Listen, I’m not callous. I didn’t want her to die. I put terrific effort into her not-dying! And I failed! This was the opposite of what I wanted! This was everything I’d dreaded the most, the worst possible news.

I did not expect it to fill me with gratitude and peace.

Sorrow, sure. My poor mom. I loved her, after all. I’d just spoken to her days before, trying to arrange a get-together with her husband and mine. She hung up on me.

Eighteen hours earlier, I’d written in my notebook, “Spoke to my mom the other day, for what may well be the last time.”

I thought I was being dramatic.

*

Husband Five, between wails, was able to give me a few details.

  • My mother got up in the middle of the night to use the bathroom.
  • She fell down, which woke him up.
  • He tried to help her get up from the floor, but she was dizzy.
  • He got her some juice, and she had a sip or two.
  • Then she had a heart attack and died in his arms.

“But…you were there with her, [H5]!” I seized on this idea, a sliver of silver lining. My mother didn’t die alone, like she’d always feared; H5 was there! Hooray! Hooray for H5, finally doing the one goddamn thing he was hired for!

“I couldn’t save her!” he cried. “Oh, Joan, my Joanie!”

His anguish was intolerable. I rushed to counter it. “But you were there, [H5]! That’s such a blessing! It’s so important that you were there! She wasn’t alone, right? She didn’t go alone, you were right there, and she knew you were right there, bringing her juice, taking care of her. Right? That’s so important, [H5]! You comforted her in her last moments!”

Me, the atheist, nattering about blessings. Cooing my consolations to the man who caused this disaster. It’s like, the instant I heard my mother died, H5 slid into the empty spot of “mentally ill person I must protect, even though I want to kill them.”

“You were there for her!” I continued, babbling over his unbearable cries. “And that’s everything, [H5]! She knew you loved her, and you were there. And she went fast, in your arms!
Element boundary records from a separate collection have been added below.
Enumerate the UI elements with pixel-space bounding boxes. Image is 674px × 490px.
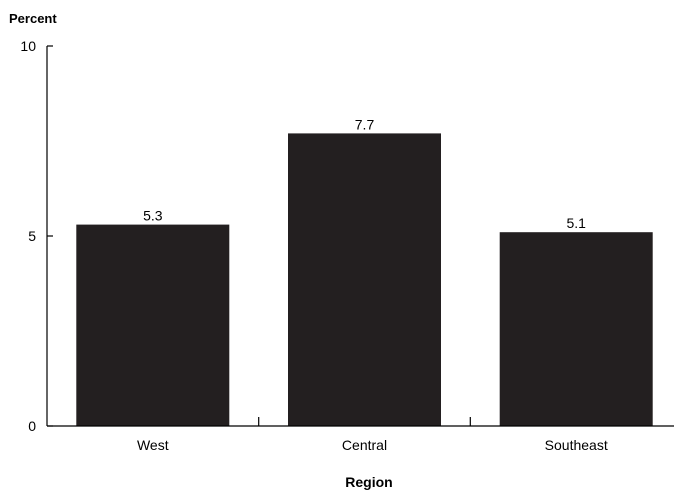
bar-west (76, 224, 230, 426)
y-tick-label-5: 5 (28, 228, 36, 244)
bars-group (76, 133, 653, 426)
axes-group (46, 45, 674, 427)
x-axis-label: Region (345, 474, 392, 490)
bar-central (288, 133, 441, 426)
bar-southeast (499, 232, 653, 426)
x-tick-label-central: Central (342, 437, 387, 453)
data-label-west: 5.3 (143, 208, 163, 224)
x-tick-label-southeast: Southeast (545, 437, 608, 453)
x-tick-label-west: West (137, 437, 169, 453)
data-label-southeast: 5.1 (566, 215, 586, 231)
y-tick-label-10: 10 (20, 38, 36, 54)
y-tick-label-0: 0 (28, 418, 36, 434)
labels-group: 5.3 West 7.7 Central 5.1 Southeast 0 5 10 (20, 38, 607, 453)
y-axis-label: Percent (9, 11, 57, 26)
data-label-central: 7.7 (355, 116, 375, 132)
That’s exactly how she would have wanted to go! She didn’t die alone, [H5], she knew she had you to take care of her. What a gift that was to her, what a blessing!”

I was in my role now. H5 had fulfilled his role of The Person Who Was There So She Didn’t Die Alone, and I assumed mine: The Person Who Tries to Alleviate Suffering Through Creative Storytelling. I was on a roll in my role.

“And she’s spared the pain of losing you! Right? She doesn’t have to feel what you’re feeling right now! Because if you went first, and she was left alone…” I let the silence underline the profundity of this point. H5 hiccupped a few times, waiting.

“If she lost you, [H5], she wouldn’t have been able to bear it. So you’re taking the grief. And you’re sparing her from having to take it. It’s so much better for her this way! You’re taking the grief so she doesn’t have to!”

And there were trumpets. And H5 was a hero. And confetti fell onto the hoary heads of all the neglected mentally ill senior citizens lining the streets to salute him.

This would be the story. My mother’s death wasn’t a godforsaken clusterfuck; it was the best of all possible deaths. I could accept the sorrow of the past ten years, if I could tell myself this was a happy ending.

At least she died fast, and she wasn’t alone.